И опять посмотрела, — нет, вовсе не на хронометр и не на браслет. На два — Даша не знала, как правильно они называются, — предмета, висевших у Гурьева на шее на длинных цепочках. Один — из металла, похоже, серебряный, и ещё один, поменьше — из неизвестного Даше светлого камня. Гурьев отрефлексировал её взгляд:
— Ну да, — подтвердил он, придавая голосу необходимые беспечные модуляции. — Нельзя. Я только что приехал. Сегодня. Замечательный у вас город. Зелёный, солнечный, тихий — просто прелесть. А осназ — это что такое?
— Не смейте таким тоном со мной разговаривать, — сказала девушка, и глаза её сверкнули так, что Гурьев весь подобрался. — Я не певичка из кафешантана, а мой папа — капитан боевого корабля. Так что я знаю, что такое осназ. Понятно?!
Вот оно, решил Гурьев, вот оно. Как же это?! Не бывает такого. Не бывает, и всё!
— Извини, пожалуйста, — он вздохнул. — Конечно, я тоже знаю, что такое осназ. И ещё много чего знаю. И я не стану никогда больше разговаривать с тобой, как с певичкой из кафешантана. Никогда. Обещаю. Честное слово. Простишь меня?
— Прощу, — кивнула Даша. — Только если слово держать будете.
— Буду, — без всякого лукавства подтвердил Гурьев. — Но я действительно работаю в школе. А самбо — это хобби.
— Это не самбо, — очень спокойно и тихо возразила девушка. — Такого самбо не существует. Вы обещали.
— На самом деле это именно самбо, — резко, словно кнутом, стеганул голосом Гурьев. Не хватало мне ещё тебе историю создания универсальной боевой системы докладывать и свою выдающуюся роль в её разработке и развитии, усмехнулся он мысленно. — Но ты права: на соревнованиях по самбо такого не показывают. И не будут показывать. Никогда. Я доходчиво излагаю? — И тотчас же, микшируя угрожающие нотки, улыбнулся: — Как считаешь, получится из меня учитель?
— Наверное, — Даша не очень неуверенно и с некоторой как будто опаской опять пожала плечами. — А где вы работать будете?
— В Первой школе.
— А я там учусь, — вдруг улыбнулась Даша. Улыбка была такая, что Гурьева едва не опрокинуло — мгновенная, неожиданная и разящая, как ночной выстрел в лицо. — Десятый «Б». Правда? У нас в школе?

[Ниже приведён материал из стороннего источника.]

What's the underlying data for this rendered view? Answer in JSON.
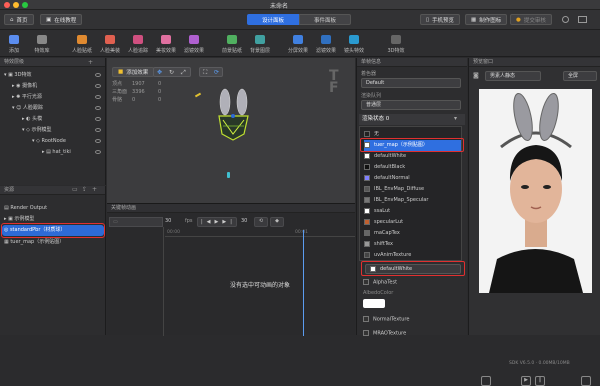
{
  "window": {
    "title": "未命名"
  },
  "topbar": {
    "home": "首页",
    "tutorial": "在线教程",
    "tab_design": "设计面板",
    "tab_event": "事件面板",
    "phone_preview": "手机预览",
    "make_icon": "制作图标",
    "submit_review": "提交审核"
  },
  "toolbar": [
    {
      "label": "添加"
    },
    {
      "label": "特效库"
    },
    {
      "label": "人脸贴纸"
    },
    {
      "label": "人脸美装"
    },
    {
      "label": "人脸追踪"
    },
    {
      "label": "美妆效果"
    },
    {
      "label": "滤镜效果"
    },
    {
      "label": "前景贴纸"
    },
    {
      "label": "背景图层"
    },
    {
      "label": "分屏效果"
    },
    {
      "label": "滤镜效果"
    },
    {
      "label": "镜头特效"
    },
    {
      "label": "3D特效"
    }
  ],
  "hierarchy": {
    "header": "特效层级",
    "items": [
      {
        "label": "3D特效"
      },
      {
        "label": "摄像机"
      },
      {
        "label": "平行光源"
      },
      {
        "label": "人脸跟踪"
      },
      {
        "label": "头模"
      },
      {
        "label": "示例模型"
      },
      {
        "label": "RootNode"
      },
      {
        "label": "hat_tiki"
      }
    ]
  },
  "resources": {
    "header": "资源",
    "items": [
      {
        "label": "Render Output"
      },
      {
        "label": "示例模型"
      },
      {
        "label": "standardPbr（材质球）"
      },
      {
        "label": "tuer_map（示例贴图）"
      }
    ]
  },
  "viewport": {
    "add_effect": "添加效果",
    "stats": [
      {
        "k": "顶点",
        "v": "1907",
        "x": "0"
      },
      {
        "k": "三角面",
        "v": "3396",
        "x": "0"
      },
      {
        "k": "骨骼",
        "v": "0",
        "x": "0"
      }
    ]
  },
  "timeline": {
    "header": "关键帧动画",
    "frames": "30",
    "fps_label": "fps",
    "frame_val": "30",
    "empty_msg": "没有选中可动画的对象",
    "ticks": [
      "00:00",
      "00:01"
    ]
  },
  "material": {
    "header": "单帧信息",
    "blend_label": "着色器",
    "blend_value": "Default",
    "queue_label": "渲染队列",
    "queue_value": "普通层",
    "state_label": "渲染状态 0",
    "list": [
      {
        "label": "无",
        "color": "#222222"
      },
      {
        "label": "tuer_map（示例贴图）",
        "color": "#ffffff"
      },
      {
        "label": "defaultWhite",
        "color": "#ffffff"
      },
      {
        "label": "defaultBlack",
        "color": "#111111"
      },
      {
        "label": "defaultNormal",
        "color": "#8080ff"
      },
      {
        "label": "IBL_EnvMap_Diffuse",
        "color": "#555555"
      },
      {
        "label": "IBL_EnvMap_Specular",
        "color": "#777777"
      },
      {
        "label": "ssaLut",
        "color": "#ffffff"
      },
      {
        "label": "specularLut",
        "color": "#c06030"
      },
      {
        "label": "maCapTex",
        "color": "#666666"
      },
      {
        "label": "shiftTex",
        "color": "#999999"
      },
      {
        "label": "uvAnimTexture",
        "color": "#444444"
      }
    ],
    "selected_tex": "defaultWhite",
    "alpha_test": "AlphaTest",
    "albedo_label": "AlbedoColor",
    "normal_tex": "NormalTexture",
    "mrao_tex": "MRAOTexture"
  },
  "preview": {
    "header": "预览窗口",
    "model_select": "男素人静态",
    "mode": "全屏",
    "sdk": "SDK V6.5.0 · 0.00MB/10MB"
  }
}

Он кивнул, стараясь смотреть куда-нибудь поверх головы девушки. Лихорадочно пытаясь понять, на кого она так удивительно, невероятно похожа. Похожа до такой степени — Гурьев готов был поклясться: эти глаза, эту мимику, моторику — он уже где-то видел. Где? Когда? И не мог никак вспомнить, — он, с его феноменальной от рождения, а потом развитой годами специальных упражнений зрительной памятью. Он даже испытал нечто, отдалённо напоминающее раздражение. Очень уж некстати оказалась внезапная «амнезия». Ну, а совпадение времени и места — просто не лезло ни в какие ворота. А тут ещё — такая улыбка.